Right now, 43 Folders is focused on an arc about how to improve the quality of your career and life by managing your attention in a way that allows you to work your ass off on the creative projects that matter most to you.  . . . .

I want to help you identify and remove any obstacle that keeps you from making things that you love. And then I want to help you figure out how to make those things even better. That’s pretty much it.
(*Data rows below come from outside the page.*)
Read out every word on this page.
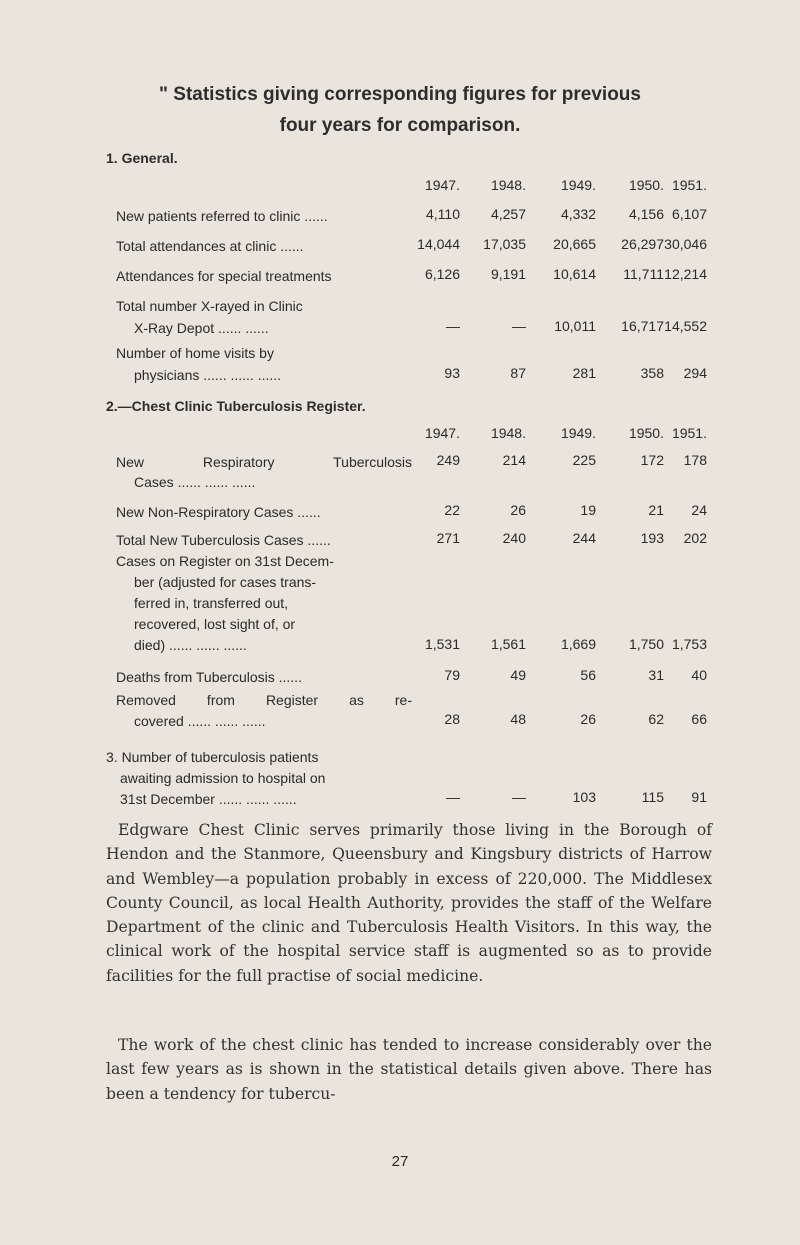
" Statistics giving corresponding figures for previous
four years for comparison.
1. General.
1947.	1948.	1949.	1950. 1951.
New patients referred to clinic ......	4,110	4,257	4,332	4,156 6,107
Total attendances at clinic ......	14,044	17,035	20,665	26,297 30,046
Attendances for special treatments	6,126	9,191	10,614	11,711 12,214
Total number X-rayed in Clinic
X-Ray Depot ...... ......	—	—	10,011	16,717 14,552
Number of home visits by
physicians ...... ...... ......	93	87	281	358	294
2.—Chest Clinic Tuberculosis Register.
1947.	1948.	1949.	1950. 1951.
New Respiratory Tuberculosis
Cases ...... ...... ......
249	214	225	172	178
New Non-Respiratory Cases ......	22	26	19	21	24
Total New Tuberculosis Cases ......	271	240	244	193	202
Cases on Register on 31st Decem-
ber (adjusted for cases trans-
ferred in, transferred out,
recovered, lost sight of, or
died) ...... ...... ......	1,531	1,561	1,669	1,750 1,753
Deaths from Tuberculosis ......	79	49	56	31	40
Removed from Register as re-
covered ...... ...... ......	28	48	26	62	66
3. Number of tuberculosis patients
awaiting admission to hospital on
31st December ...... ...... ......	—	—	103	115	91

Edgware Chest Clinic serves primarily those living in the Borough of Hendon and the Stanmore, Queensbury and Kingsbury districts of Harrow and Wembley—a population probably in excess of 220,000. The Middlesex County Council, as local Health Authority, provides the staff of the Welfare Department of the clinic and Tuberculosis Health Visitors. In this way, the clinical work of the hospital service staff is augmented so as to provide facilities for the full practise of social medicine.

The work of the chest clinic has tended to increase considerably over the last few years as is shown in the statistical details given above. There has been a tendency for tubercu-

27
The person the new brand will create

It appears that the new person that the 43 Folders brand intends to create will be one who can enjoy a creatively-focused life in the context of a workaday world. This is a trans-cubicle, integrated approach that opens up a lot of possibilities. Defining oneself as a creative individual who articulates a passion can dramatically refocus one’s life; it can actually make certain mainstream “productivity” issues irrelevant. One’s life jumps to a whole new level.

Some questions

  1. It’s not clear yet if the new approach will concentrate on workaday people with passionate hobbies, or also lean toward serving artists and creatives. Will this be a new 43 Folders for the “creative class?”
  2. The original 43 Folders approach helped spawn a “productivity process” movement where process took center stage. People flocked to GTD and joined the Moleskine militia. However, a strict focus on productivity process can be limiting to an individual’s growth. Will the new approach be more “philosophical,” with less emphasis on process? In other words, will the journey take precedence over the journal?
  3. Who might serve as a model practitioner of this new approach? Every new brand should bring to life a new model of customer, someone who incarnates the brand and serves as a reference.
  4. A brand “arc” or a brand journey?
  5. What are the brand possibilities inherent in a DIY approach? How might these trump factory brands? This might be the basis for a multithreaded brand from the bottom up.

The incumbent challenge

Of course, there’s one dark shadow hanging over this new 43 Folders initiative. The last word on creative productivity has already been uttered, and immortalized, by Father Guido Sarducci, two decades ago. It’s hard to top that.

Illustration: Leonardo da Vinci’s notebook entry for a flying machine. (Leonardo could have used 43 Folders. He was notorious for starting many projects and finishing very few.)